Leadership and Imagination



A failure of imagination is a circumstance wherein something seemingly predictable (particularly from hindsight) and undesirable was not planned for. (Wikipedia)

When we put a student on a school bus and do not prepare him or her for managing that challenging environment, we are demonstrating a failure of imagination.  In a previous posting, I described the differences between the school environment and the bus environment and they are very different worlds.   Not only do we fail to prepare students for riding the bus, we inadvertently make it more difficult to successfully manage it.  We teach students to function in a controlled environment supervised by adults whose job it is to focus on students.  The bus is anything but  a controlled environment and is supervised by an adult whose main job is to DRIVE THE BUS.  No wonder students often take the bus ride as their opportunity to take this "freedom" and apply their own order and control.

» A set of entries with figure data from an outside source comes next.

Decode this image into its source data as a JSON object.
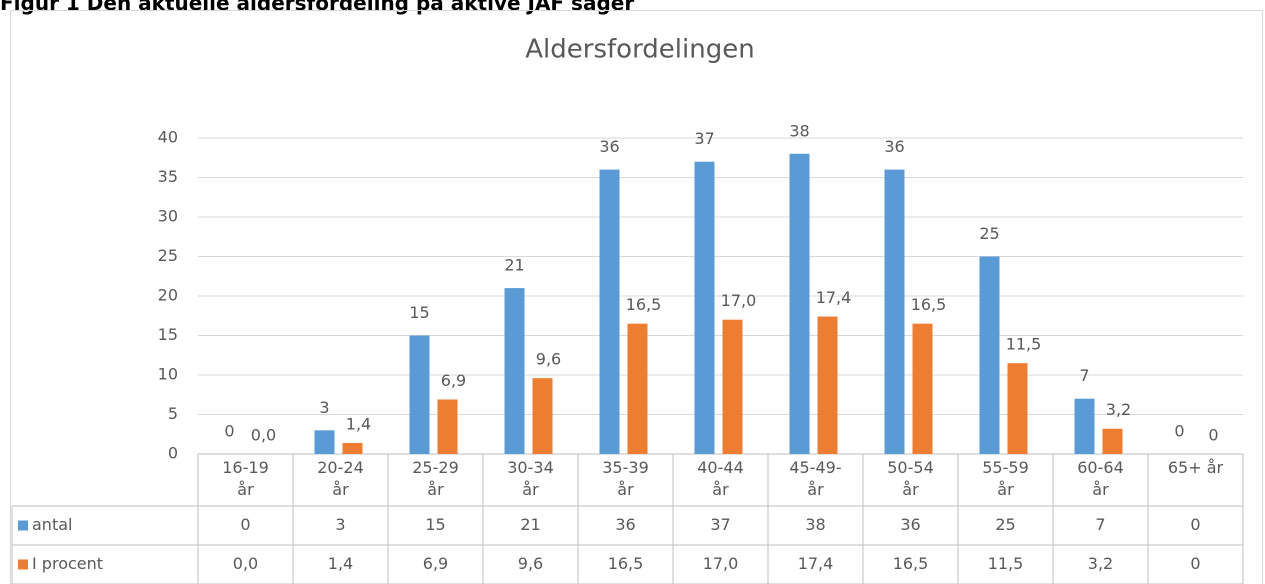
{
  "caption": "Figur 1 Den aktuelle aldersfordeling på aktive JAF sager",
  "chart_data": {
    "type": "bar",
    "title": "Aldersfordelingen",
    "categories": [
      "16-19 år",
      "20-24 år",
      "25-29 år",
      "30-34 år",
      "35-39 år",
      "40-44 år",
      "45-49-år",
      "50-54 år",
      "55-59 år",
      "60-64 år",
      "65+ år"
    ],
    "series": [
      {
        "name": "antal",
        "color": "#5b9bd5",
        "values": [
          0,
          3,
          15,
          21,
          36,
          37,
          38,
          36,
          25,
          7,
          0
        ]
      },
      {
        "name": "I procent",
        "color": "#ed7d31",
        "values": [
          0,
          1.4,
          6.9,
          9.6,
          16.5,
          17.0,
          17.4,
          16.5,
          11.5,
          3.2,
          0
        ],
        "value_labels": [
          "0,0",
          "1,4",
          "6,9",
          "9,6",
          "16,5",
          "17,0",
          "17,4",
          "16,5",
          "11,5",
          "3,2",
          "0"
        ]
      }
    ],
    "ylim": [
      0,
      40
    ],
    "yticks": [
      0,
      5,
      10,
      15,
      20,
      25,
      30,
      35,
      40
    ],
    "grid": true
  }
}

It is very much like the Lord of the Flies where the students set up their own set of rules.   It is not surprising also that some students who might feel like they have very little control over their own lives will use the bus environment to meet their social needs by demonstrating how they can control  and dominate other students. It is also not surprising that students who don't have this need to control others (most of them) and might know that bullying is wrong,  have few strategies for how respond to these situations.  Some kids might by chance have the confidence to stand up to bullying.  Most students however can be at a loss about what to do and many in fact just feel guilty and inept when they fail to stand up to bullying.  If you add the fear factor whereby students feel that they will be the next target, it is even harder to expect them to do anything other than protect themselves.

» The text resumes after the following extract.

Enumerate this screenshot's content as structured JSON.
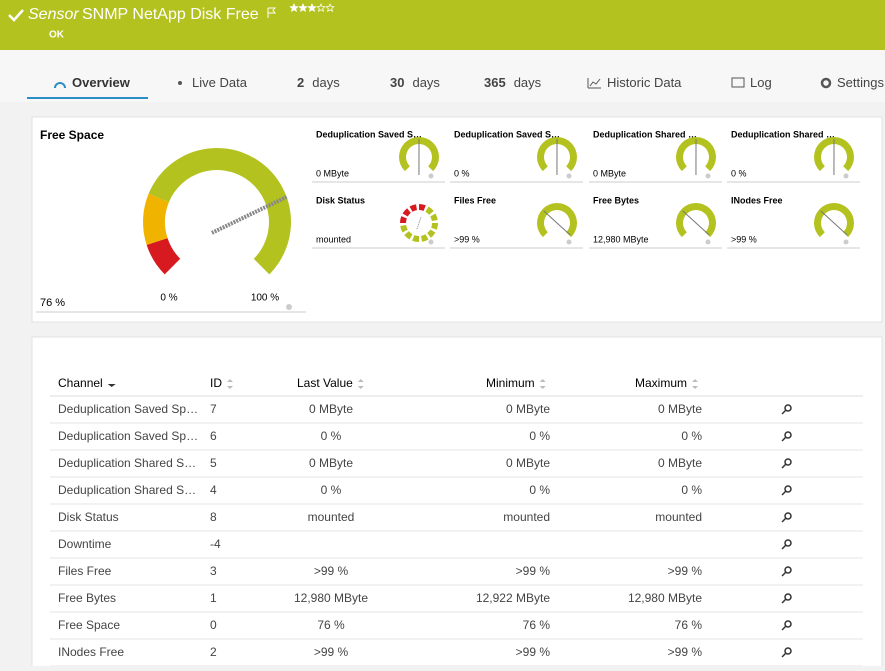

As educators we should be able to predict that riding the school bus presents significant challenges for all students.  It is easy, however,  given so many other things going on in the school competing for our attention, to think that unless something bad happens and comes to our attention, that all is well on the bus.  We should know that leaving what happens on the bus to chance is not a good idea.  We should know that not seeing or hearing about problems is not a reliable indication that there are no problems.  The standard method of addressing bullying on the school bus is a glaring example of a failure of imagination.

"Some men see things as they are and say why? I dream things that never were and say why not?"- Robert Kennedy paraphrasing George Bernard Shaw

Perhaps the failure of imagination is ignored because we educators are not able to "dream of things that never were and say why not?"  Our failure to sufficiently address the bus problem is our failure to envision the possibility of the bus being anything other than what it is.  Sometimes some problems are viewed as so intractable that we just keep looking for ways to fix them and fail to imagine that the status quo is not permanently fixed in place.

As say this from experience as a presenter.  Very often when I try to articulate how school culture could really change, the response I often get is a question about how to fix the status quo.  It is liking continuing to fix leaky pipes or faulty electrical systems in a building that should be abandoned.  Once you move to a new building plumbing and electrical problems happen a lot less-the whole experience of living that new building is radically different-a different set of problems and opportunities.  

For example I recently did a webinar about the Peaceful School Bus and received a question about how to handle a fight on the bus.  That is a good question and a real problem but it was a leaky pipe type of question and not related to the new building I was trying to describe.  I recognize that it is hard to see the possibility of something other than the status quo, but my key point is that real and substantive progress will only happen when the school community starts to "imagine" that another, better way is at least possible.

Leadership is really about cracking open the door ( even a  little bit) so that the "why not"  is visible to everyone.  Positive change comes toward walking in the right direction toward the new possibility (the why not) rather than just trying to fix the problem (the why).